İran Siyasetinde Kiyan Halkası Etkisi
Yazı boyutunu buradan ayarlayabilirsiniz

İran siyasal sistemine getirilen en önemli eleştirilerin başında sistem içinde siyasi partilerin yer almamasıdır. Ancak İran’da modern anlamda siyasi parti olmaması politik gruplaşmaların var olmadığı anlamına gelmemektedir. İran’da iktidara gelmenin yolu siyasi gruplar ve siyasi halkalardan geçmektedir. Bu halkalardan biri de Kiyan Halkasıdır. Kiyan Halkası, 1980 ve 1990’larda belirli bir yönelimleri olmasa da dinî entelektüeller ve İslam Cumhuriyeti’nin sol kanadında bulunan İranlı düşünürleri ifade eden bir disiplini ve kavramı ifade eder.
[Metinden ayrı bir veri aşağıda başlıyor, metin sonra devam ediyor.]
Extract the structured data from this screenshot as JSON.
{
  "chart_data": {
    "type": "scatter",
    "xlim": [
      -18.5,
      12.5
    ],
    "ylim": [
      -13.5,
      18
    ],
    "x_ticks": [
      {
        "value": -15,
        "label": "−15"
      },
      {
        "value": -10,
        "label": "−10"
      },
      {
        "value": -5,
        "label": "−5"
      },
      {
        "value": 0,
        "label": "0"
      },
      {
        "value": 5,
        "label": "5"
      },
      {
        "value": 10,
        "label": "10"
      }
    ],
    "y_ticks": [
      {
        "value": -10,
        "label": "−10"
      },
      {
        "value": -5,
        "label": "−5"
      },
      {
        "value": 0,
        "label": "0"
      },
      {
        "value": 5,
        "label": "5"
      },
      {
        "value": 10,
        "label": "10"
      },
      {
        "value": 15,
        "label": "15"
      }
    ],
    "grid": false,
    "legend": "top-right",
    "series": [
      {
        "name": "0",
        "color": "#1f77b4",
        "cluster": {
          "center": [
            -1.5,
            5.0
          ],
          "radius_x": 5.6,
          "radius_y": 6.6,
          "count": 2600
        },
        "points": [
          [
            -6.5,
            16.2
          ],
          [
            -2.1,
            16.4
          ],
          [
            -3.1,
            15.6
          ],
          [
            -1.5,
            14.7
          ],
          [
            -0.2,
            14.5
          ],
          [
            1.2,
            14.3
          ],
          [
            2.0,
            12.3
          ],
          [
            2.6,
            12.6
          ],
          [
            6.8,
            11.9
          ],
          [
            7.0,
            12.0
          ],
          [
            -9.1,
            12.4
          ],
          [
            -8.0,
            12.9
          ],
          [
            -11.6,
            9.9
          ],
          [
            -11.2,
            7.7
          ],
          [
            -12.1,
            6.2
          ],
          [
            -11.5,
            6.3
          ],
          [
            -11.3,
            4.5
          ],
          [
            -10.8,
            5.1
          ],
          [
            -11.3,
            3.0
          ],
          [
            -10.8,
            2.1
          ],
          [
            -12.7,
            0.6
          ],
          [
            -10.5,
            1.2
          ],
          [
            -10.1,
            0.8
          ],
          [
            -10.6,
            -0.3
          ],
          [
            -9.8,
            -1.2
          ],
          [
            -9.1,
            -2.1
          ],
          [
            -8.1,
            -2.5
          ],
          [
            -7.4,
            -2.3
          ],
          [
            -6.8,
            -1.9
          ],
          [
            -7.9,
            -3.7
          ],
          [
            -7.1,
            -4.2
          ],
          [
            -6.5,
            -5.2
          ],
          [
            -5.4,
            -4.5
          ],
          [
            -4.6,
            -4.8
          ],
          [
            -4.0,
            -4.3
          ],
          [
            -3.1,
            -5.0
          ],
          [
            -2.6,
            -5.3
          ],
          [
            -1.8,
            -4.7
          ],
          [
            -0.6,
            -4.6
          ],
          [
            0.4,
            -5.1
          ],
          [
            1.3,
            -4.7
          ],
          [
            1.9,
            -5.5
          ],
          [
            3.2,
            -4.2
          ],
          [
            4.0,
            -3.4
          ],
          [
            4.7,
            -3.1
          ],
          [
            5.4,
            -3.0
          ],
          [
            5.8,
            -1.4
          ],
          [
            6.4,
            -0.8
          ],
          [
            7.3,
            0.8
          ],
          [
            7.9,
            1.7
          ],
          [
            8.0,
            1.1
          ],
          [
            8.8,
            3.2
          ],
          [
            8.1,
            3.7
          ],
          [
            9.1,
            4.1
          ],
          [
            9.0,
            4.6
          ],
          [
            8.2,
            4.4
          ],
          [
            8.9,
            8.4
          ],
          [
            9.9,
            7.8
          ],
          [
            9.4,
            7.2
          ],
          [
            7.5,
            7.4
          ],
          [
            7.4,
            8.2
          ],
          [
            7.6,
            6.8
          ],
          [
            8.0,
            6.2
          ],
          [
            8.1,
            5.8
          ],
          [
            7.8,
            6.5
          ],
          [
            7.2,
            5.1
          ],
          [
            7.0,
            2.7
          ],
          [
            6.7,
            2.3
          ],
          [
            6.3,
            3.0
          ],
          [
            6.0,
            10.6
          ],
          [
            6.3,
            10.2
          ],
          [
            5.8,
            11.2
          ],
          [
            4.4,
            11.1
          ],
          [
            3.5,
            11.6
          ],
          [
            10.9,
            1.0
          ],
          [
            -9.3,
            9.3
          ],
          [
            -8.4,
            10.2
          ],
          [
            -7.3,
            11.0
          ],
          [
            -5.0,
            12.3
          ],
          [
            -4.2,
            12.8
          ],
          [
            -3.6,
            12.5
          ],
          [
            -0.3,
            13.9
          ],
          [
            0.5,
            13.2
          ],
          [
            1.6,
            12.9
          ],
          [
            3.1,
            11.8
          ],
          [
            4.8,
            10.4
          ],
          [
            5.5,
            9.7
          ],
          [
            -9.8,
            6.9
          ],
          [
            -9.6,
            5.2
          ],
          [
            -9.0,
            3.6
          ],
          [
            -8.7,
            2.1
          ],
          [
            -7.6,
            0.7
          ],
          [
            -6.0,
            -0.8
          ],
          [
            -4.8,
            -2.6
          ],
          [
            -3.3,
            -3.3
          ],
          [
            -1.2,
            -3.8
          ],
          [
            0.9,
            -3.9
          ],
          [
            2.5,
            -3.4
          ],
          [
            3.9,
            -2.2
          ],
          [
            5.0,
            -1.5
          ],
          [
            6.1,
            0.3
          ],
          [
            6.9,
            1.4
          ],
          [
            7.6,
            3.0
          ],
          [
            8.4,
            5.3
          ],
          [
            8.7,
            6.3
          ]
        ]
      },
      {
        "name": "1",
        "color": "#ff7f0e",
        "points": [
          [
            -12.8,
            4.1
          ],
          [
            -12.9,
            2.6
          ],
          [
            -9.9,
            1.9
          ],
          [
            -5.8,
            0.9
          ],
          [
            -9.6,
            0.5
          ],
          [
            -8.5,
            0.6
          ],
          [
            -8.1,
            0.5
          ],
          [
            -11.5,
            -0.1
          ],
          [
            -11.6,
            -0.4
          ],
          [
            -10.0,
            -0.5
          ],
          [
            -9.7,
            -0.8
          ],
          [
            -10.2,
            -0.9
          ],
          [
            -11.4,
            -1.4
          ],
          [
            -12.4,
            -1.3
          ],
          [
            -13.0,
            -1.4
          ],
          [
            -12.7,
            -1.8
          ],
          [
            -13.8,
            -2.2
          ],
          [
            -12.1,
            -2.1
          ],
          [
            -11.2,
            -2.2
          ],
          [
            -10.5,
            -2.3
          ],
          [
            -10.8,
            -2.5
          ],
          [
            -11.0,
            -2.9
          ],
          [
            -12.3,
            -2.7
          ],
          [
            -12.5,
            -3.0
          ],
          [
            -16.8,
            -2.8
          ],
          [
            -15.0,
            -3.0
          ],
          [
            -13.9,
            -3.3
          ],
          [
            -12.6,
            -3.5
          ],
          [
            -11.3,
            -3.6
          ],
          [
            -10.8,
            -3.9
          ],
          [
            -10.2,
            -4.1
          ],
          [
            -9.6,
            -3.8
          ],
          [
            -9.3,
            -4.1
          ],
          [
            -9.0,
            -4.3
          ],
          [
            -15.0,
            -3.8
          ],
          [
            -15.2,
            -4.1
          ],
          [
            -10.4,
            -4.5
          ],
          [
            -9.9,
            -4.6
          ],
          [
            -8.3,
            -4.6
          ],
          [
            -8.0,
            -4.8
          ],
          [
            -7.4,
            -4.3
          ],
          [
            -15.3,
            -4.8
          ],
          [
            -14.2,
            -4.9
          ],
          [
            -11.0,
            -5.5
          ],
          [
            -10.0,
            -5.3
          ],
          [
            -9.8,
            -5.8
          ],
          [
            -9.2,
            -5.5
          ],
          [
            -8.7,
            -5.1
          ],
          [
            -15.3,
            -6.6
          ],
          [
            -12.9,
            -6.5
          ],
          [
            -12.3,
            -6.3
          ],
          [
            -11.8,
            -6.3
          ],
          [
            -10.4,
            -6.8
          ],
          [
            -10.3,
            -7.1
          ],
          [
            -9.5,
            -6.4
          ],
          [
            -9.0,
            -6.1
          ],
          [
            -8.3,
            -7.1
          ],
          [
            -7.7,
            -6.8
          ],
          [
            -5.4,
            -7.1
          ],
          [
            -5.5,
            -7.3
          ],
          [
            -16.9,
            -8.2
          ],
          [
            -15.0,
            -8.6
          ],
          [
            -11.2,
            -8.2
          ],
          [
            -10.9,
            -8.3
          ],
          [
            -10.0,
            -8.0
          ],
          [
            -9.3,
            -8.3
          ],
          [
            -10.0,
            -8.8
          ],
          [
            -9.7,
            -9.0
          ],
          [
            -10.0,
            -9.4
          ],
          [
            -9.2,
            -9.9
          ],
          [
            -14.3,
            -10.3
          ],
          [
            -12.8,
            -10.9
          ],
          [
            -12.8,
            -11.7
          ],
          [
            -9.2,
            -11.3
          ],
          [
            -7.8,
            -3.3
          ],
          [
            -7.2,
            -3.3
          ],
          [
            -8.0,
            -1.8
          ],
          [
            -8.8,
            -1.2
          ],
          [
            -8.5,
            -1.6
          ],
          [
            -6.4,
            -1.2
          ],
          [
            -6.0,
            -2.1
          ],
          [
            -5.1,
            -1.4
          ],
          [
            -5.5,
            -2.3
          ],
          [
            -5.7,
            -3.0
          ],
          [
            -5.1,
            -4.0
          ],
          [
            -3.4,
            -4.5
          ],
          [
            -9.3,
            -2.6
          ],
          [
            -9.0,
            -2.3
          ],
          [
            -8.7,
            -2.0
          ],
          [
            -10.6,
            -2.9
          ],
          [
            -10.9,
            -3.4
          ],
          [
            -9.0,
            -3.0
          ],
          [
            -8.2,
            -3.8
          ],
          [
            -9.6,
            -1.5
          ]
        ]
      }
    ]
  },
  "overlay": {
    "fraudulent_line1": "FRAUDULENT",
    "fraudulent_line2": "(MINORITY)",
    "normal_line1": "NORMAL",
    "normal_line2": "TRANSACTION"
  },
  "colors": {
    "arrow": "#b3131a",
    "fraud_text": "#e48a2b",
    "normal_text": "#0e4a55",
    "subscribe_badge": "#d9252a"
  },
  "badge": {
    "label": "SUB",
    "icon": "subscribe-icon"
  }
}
Kiyan Halkasının eklektik yaklaşımının temel ilkeleri çoğulculuk ve insan hakları gibi değerlerin kabulüyle dinî yorumları bu değerlere uyarlamasıdır. Bu hareketin diğer özellikleri arasında akıl temelli din eleştirisi, dine laik bir yaklaşım, pozitivist bir eğilim, dinî çoğulculuğa vurgu ve demokrasinin övülmesi gibi Batı’da da desteklenen anlayışların savunulması öne çıkmaktadır. Kiyan Halkasının İran İslam Cumhuriyeti’ndeki mevcut gücü, siyasi arenada reformcu hükûmetin politikasına olan etkilerde, hükûmetlerin performanslarında ve bazı siyasi grupların yapılanmasında görülebilir. Bu yapının üyeleri, Abdülkerim Suruş’un düşüncelerinden güçlü bir şekilde etkilenmiş; birçoğu kendilerini Suruş’un öğrencisi olarak görmüştür. İlk başlarda Kiyan Halkasının en önemli görevi dinî meselelere ait temel bilgilerin tartışılmasıyken zamanla Kiyan Halkası üyeleri, din ile özgürlük, politika ve insan hakları gibi yenidünyanın sunduğu kavramların ilişkisini anlamaya çalışan daha geniş bir perspektife yöneldi. Böylece Kiyan Halkasının üyeleri kendilerini “dinî aydınlar” olarak adlandıran bir tür entelektüel gruba dönüştü.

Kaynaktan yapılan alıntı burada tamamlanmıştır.